The second role of the financial planner is as choice architect, helping the client decide what type of shirt, what type of trousers? And once that decision is made, the outfit can be tailored and fitted. But it is in this process that the financial planner plays the third role of behavioural coach, ensuring that once the client agrees that the outfit fits, that they continue to wear it and don’t discard it without good cause.

The third role ensures that clients don’t change their suits for the wrong reason. The suit might not feel like it fits as well because the client has put on weight, not because there is a problem with the suit, which may be what the client thinks. Here the work of the financial planner is far more challenging, as to appease a client it would be much easier to just change their suit. But this would not be fulfilling one’s duties as an investor manager and would not be helping us to break the pattern of behaviour that the Dalbar research consistently reveals. Vanguard estimates behavourial coaching is worth 1.5% pa of alpha to a client’s portfolio. Arguably the value-add of behavioural coaching is wherever the Dalbar investor “behaviour penalty” sits; currently the long-term average is at 3.5% pa.

Acting as a client’s thinking partner, choice architect and behavioural coach, and developing the skills to play these roles effectively, I believe gives financial planners the best chance of fulfilling the 93.6% mandate, which is to be an effective investor manager. Tailors just want their clients to look good, sometimes for just one occasion.
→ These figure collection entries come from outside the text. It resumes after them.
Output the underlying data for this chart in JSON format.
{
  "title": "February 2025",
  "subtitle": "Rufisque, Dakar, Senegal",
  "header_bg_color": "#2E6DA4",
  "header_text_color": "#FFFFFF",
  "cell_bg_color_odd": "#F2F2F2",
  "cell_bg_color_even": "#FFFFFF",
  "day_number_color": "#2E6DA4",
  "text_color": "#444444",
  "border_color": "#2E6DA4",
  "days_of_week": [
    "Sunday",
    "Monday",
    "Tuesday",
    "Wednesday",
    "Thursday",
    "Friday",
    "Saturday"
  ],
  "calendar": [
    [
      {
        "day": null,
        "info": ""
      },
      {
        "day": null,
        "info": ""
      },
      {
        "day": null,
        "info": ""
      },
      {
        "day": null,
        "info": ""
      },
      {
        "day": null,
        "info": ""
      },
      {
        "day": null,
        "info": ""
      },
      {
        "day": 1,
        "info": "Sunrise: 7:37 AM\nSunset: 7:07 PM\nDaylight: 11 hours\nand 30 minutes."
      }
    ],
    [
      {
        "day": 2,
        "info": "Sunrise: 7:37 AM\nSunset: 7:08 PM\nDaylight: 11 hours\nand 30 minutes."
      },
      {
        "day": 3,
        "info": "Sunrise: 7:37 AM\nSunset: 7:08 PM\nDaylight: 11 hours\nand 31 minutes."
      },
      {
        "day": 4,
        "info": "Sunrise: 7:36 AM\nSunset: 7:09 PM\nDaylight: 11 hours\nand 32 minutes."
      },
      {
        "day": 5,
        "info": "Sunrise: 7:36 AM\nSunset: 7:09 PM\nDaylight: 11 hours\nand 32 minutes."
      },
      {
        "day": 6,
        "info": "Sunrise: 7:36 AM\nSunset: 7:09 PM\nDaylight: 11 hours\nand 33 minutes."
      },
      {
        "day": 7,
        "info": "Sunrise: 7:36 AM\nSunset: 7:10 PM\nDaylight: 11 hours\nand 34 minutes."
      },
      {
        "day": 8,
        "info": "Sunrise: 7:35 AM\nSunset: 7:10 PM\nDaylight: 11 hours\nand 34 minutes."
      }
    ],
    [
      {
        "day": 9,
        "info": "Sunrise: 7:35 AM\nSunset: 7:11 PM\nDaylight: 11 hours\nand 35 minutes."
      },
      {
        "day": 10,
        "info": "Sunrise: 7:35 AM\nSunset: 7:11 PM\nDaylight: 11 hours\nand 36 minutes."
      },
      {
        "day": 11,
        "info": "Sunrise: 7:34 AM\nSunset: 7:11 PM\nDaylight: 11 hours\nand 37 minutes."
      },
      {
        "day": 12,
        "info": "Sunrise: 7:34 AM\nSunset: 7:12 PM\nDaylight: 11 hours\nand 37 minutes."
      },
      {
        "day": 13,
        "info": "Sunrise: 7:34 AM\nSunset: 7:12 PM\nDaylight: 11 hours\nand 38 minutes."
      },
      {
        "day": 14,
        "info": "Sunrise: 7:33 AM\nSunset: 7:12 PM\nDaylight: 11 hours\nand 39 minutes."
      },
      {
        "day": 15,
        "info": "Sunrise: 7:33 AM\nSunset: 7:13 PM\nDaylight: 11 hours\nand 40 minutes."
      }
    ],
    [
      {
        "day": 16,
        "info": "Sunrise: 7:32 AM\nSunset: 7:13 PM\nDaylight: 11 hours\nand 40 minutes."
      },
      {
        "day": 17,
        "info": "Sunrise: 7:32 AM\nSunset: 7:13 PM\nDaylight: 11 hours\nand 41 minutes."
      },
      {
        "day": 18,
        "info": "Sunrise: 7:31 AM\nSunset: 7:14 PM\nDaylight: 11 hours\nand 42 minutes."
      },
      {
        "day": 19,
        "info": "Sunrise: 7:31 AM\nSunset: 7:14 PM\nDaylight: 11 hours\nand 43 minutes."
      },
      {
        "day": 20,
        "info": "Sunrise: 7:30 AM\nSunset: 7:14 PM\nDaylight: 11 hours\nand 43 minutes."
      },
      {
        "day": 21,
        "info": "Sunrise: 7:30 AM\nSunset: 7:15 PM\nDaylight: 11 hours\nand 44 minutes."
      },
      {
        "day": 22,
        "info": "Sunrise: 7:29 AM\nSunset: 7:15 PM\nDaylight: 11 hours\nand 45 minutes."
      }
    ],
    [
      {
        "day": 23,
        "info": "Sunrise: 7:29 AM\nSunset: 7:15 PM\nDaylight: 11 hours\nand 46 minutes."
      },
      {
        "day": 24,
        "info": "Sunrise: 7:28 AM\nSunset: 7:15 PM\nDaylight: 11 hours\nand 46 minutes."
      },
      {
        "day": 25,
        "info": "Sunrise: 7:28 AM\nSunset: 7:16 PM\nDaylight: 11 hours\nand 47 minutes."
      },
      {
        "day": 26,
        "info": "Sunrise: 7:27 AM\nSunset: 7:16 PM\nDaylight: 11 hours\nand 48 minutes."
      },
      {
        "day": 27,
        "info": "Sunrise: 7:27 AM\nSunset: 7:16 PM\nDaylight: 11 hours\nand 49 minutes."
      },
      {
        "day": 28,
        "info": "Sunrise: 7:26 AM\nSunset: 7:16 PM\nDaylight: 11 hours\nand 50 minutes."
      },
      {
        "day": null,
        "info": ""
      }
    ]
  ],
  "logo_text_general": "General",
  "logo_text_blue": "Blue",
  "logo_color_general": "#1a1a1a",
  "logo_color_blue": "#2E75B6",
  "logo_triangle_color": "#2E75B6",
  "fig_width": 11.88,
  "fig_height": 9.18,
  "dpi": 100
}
Financial planners have a far more important and far more difficult role to perform; their clients need outfits that fit them for life.

After 25 years in the investment industry, Don Phillips, director of fund research at Morningstar, said the number one lesson he had learned was that the “finance business” is not about “money management” but rather “behaviour modification”. It’s no surprise then, that Meir Statman suggests the real significance of the BHB research is that it clarifies for us that 93.6% of financial planning is about the behavioural management of clients.


References

Brinson, Gary, Hood, Randolph and Beebower, Gilbert; “The Determinants of Portfolio Performance”; Financial Analysts Journal, July-August 1986, pp. 39-44.
Brinson, Gary, Singer, Brian and Beebower, Gilbert; “The Determinants of Portfolio Performance II: An Update”; Financial Analysts Journal, 47, 3 (1991), pp. 40-48.
Dalbar’s 21st Annual Quantitative Analysis of Investor Behaviour 2015 Advisor Edition.
Dalbar’s 28th Annual Quantitative Analysis of Investor Behaviour 2022 Report.
Don Phillips, Reflections on Fund Management: “Five Lessons from 25 Years”, Presentation at the Business & Wealth Management Forum, Chicago, 15 October 2011.
Jahnke, William; “The Asset Allocation Hoax”; Journal of Financial Planning, February 1997, pp. 109-113.
Statman, Meir; “The 93.6% Question of Financial Advisors”; The Journal of Investing, 2000 pp. 16-20.